L'industrie de l'aluminium considère l'allègement des produits comme une priorité qui doit être prise en compte dans la recherche et le développement de nouvelles applications, en particulier dans les transports.
Ainsi par exemple, réduire le poids d'un véhicule de 100 kg permet des économies moyennes de carburant de 0,6 l/100 km. L'utilisation intensive de l'aluminium peut réduire le poids d'un véhicule de gamme moyenne de 300 kg.
Aussi, les grandes sociétés productrices d'aluminium ont conclu plusieurs accords de partenariat avec des constructeurs d'automobiles afin de promouvoir la réduction de poids des véhicules par l'utilisation de l'aluminium.
Les économies d'énergie qui résultent du recyclage de l'aluminium représentent un autre facteur significatif.
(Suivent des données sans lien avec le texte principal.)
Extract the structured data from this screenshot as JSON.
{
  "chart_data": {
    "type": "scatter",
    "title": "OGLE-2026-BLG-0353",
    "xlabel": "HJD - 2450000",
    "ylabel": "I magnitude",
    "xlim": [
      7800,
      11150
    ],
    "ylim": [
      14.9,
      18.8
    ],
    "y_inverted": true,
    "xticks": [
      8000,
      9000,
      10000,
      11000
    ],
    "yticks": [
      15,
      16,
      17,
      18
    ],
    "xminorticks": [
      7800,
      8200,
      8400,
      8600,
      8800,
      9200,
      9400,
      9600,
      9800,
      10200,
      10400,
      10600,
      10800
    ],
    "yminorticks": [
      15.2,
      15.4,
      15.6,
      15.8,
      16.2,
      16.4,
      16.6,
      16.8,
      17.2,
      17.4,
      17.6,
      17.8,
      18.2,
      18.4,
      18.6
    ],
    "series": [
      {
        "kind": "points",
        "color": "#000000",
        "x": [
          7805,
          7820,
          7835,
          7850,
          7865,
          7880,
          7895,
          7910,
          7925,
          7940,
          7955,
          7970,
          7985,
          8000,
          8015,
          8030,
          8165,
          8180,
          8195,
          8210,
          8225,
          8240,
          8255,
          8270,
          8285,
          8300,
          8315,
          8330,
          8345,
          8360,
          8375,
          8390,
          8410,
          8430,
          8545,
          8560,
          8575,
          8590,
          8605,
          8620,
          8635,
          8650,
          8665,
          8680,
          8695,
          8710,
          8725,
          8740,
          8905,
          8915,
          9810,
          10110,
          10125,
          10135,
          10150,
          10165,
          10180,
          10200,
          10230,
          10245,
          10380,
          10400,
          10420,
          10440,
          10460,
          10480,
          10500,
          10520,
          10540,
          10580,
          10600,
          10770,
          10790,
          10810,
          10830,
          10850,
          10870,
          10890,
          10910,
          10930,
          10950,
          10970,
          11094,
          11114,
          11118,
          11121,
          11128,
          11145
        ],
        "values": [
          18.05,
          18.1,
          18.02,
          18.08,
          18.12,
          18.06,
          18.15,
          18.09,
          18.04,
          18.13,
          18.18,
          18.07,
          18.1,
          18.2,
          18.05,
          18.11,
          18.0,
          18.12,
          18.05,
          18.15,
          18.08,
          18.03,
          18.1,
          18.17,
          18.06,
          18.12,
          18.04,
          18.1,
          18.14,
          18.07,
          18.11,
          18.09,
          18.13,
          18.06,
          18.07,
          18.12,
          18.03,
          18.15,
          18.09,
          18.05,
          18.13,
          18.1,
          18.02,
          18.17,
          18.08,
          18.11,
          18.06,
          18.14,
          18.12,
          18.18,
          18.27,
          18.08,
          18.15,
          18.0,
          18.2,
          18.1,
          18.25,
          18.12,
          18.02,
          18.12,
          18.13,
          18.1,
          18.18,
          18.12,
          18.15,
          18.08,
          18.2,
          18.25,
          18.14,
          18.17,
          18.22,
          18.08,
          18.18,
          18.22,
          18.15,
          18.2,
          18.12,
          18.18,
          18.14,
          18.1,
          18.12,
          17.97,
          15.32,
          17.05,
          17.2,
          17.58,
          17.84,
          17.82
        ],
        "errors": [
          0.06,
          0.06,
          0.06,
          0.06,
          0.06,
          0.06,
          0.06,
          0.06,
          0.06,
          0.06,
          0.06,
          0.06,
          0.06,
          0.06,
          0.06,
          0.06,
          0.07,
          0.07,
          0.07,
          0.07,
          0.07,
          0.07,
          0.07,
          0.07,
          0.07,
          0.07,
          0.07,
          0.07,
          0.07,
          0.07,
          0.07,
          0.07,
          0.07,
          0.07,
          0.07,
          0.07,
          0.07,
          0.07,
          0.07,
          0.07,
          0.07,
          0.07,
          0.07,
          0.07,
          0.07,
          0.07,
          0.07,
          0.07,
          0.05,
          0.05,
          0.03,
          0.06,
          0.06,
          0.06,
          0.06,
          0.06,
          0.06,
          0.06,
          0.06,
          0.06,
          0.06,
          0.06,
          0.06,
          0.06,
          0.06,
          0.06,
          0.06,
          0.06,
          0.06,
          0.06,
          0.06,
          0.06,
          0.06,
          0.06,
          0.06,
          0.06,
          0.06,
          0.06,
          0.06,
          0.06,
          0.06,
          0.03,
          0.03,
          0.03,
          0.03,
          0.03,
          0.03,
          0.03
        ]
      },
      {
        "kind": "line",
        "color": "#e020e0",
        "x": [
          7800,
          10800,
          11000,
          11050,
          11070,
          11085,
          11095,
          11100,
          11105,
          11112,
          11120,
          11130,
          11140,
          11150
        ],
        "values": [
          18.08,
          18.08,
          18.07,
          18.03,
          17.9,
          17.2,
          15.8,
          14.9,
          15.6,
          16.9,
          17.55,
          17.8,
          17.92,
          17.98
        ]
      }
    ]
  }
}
Parce que l'aluminium est un matériau qui peut être recyclé indéfiniment sans perdre ses qualités physico-chimiques et avec une économie d'énergie de 95 % par rapport à la production de métal primaire, et parce que les produits en aluminium conservent une valeur élevée après utilisation, il y a une forte incitation à récupérer et à recycler, d'une façon économique, ces produits.
Des systèmes de récupération existent dans tous les grands pays européens.